While rich in biodiversity, many coastal communities in Madagascar are remote and lacking in basic amenities. Poor infrastructure means fishers struggle to sell their products, and children rarely have access to formal education. However, their intimate knowledge of the sea and their vested interest in its protection makes local communities best placed to guide management of their marine environment.

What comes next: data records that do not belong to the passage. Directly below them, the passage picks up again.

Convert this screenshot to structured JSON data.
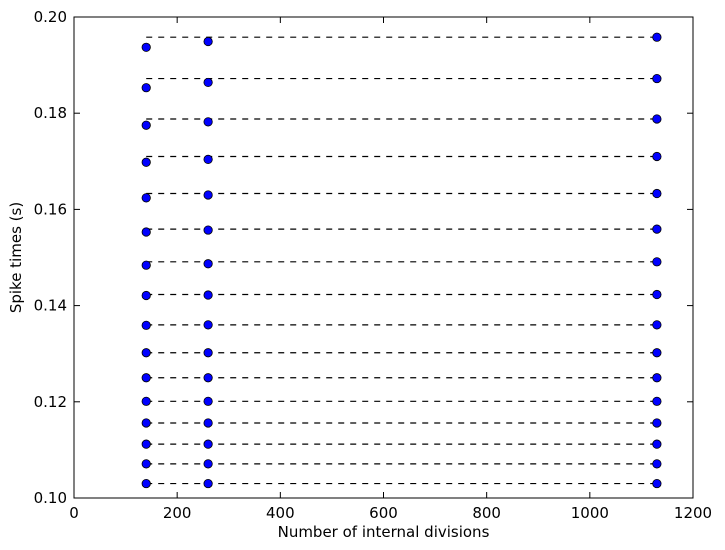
{
  "chart_data": {
    "type": "scatter",
    "title": "",
    "xlabel": "Number of internal divisions",
    "ylabel": "Spike times (s)",
    "xlim": [
      0,
      1200
    ],
    "ylim": [
      0.1,
      0.2
    ],
    "xticks": [
      0,
      200,
      400,
      600,
      800,
      1000,
      1200
    ],
    "xtick_labels": [
      "0",
      "200",
      "400",
      "600",
      "800",
      "1000",
      "1200"
    ],
    "yticks": [
      0.1,
      0.12,
      0.14,
      0.16,
      0.18,
      0.2
    ],
    "ytick_labels": [
      "0.10",
      "0.12",
      "0.14",
      "0.16",
      "0.18",
      "0.20"
    ],
    "grid": false,
    "marker_color": "#0000ff",
    "line_color": "#000000",
    "reference_lines": {
      "style": "dashed",
      "x_range": [
        140,
        1130
      ],
      "y": [
        0.103,
        0.1071,
        0.1112,
        0.1156,
        0.1201,
        0.125,
        0.1302,
        0.136,
        0.1423,
        0.1491,
        0.1559,
        0.1633,
        0.171,
        0.1788,
        0.1872,
        0.1958
      ]
    },
    "series": [
      {
        "x": 140,
        "y": [
          0.103,
          0.1071,
          0.1112,
          0.1156,
          0.1201,
          0.125,
          0.1302,
          0.1359,
          0.1421,
          0.1484,
          0.1553,
          0.1624,
          0.1698,
          0.1775,
          0.1853,
          0.1937
        ]
      },
      {
        "x": 260,
        "y": [
          0.103,
          0.1071,
          0.1112,
          0.1156,
          0.1201,
          0.125,
          0.1302,
          0.136,
          0.1422,
          0.1487,
          0.1557,
          0.163,
          0.1704,
          0.1782,
          0.1864,
          0.1949
        ]
      },
      {
        "x": 1130,
        "y": [
          0.103,
          0.1071,
          0.1112,
          0.1156,
          0.1201,
          0.125,
          0.1302,
          0.136,
          0.1423,
          0.1491,
          0.1559,
          0.1633,
          0.171,
          0.1788,
          0.1872,
          0.1958
        ]
      }
    ]
  }
}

Locally managed marine areas

With few safeguards in place, marine resources have been rapidly depleted in recent decades. Under Vatosoa’s coordination, the MIHARI network has taken steps to reverse this trend by connecting over 200 community associations and NGOs along the country’s 5,000km coastline to share best practice and develop management guidelines. Some of the Locally Managed Marine Areas (LMMAs) established within the network have demonstrated that a shift towards more sustainable fishing practices can yield impressive benefits for both people and marine life.

 

A united voice

Vatosoa is giving local fishers a voice. On the political stage, Vatosoa has championed the rights and needs of local fishers and their important role in marine management. In 2017 the network presented their proposal for fisheries policy reform to the Ministry of Fisheries and in 2018 the government made a commitment to work towards reserved areas for small-scale fishers.

Vatosoa’s project will:

  • Expand the network to support fishing communities in three new coastal regions in Madagascar.
  • Bring together leaders of 40 LMMAs for comprehensive training in the management and governance of their marine resources.
  • Work with government to secure legal status for LMMAs including the creation of a reserved area for small-scale fisheries.
  • Promote knowledge sharing between the 200 participating community management associations ensuring best practice in marine conservation and sustainable use.

Why it matters

  • In Madagascar 500,000 traditional fishers rely on marine biodiversity for livelihoods and food security
  • Almost all of Madagascar’s 18 ethnic groups are represented in the MIHARI network.
  • 90% of the species on Madagascar are found nowhere else on earth.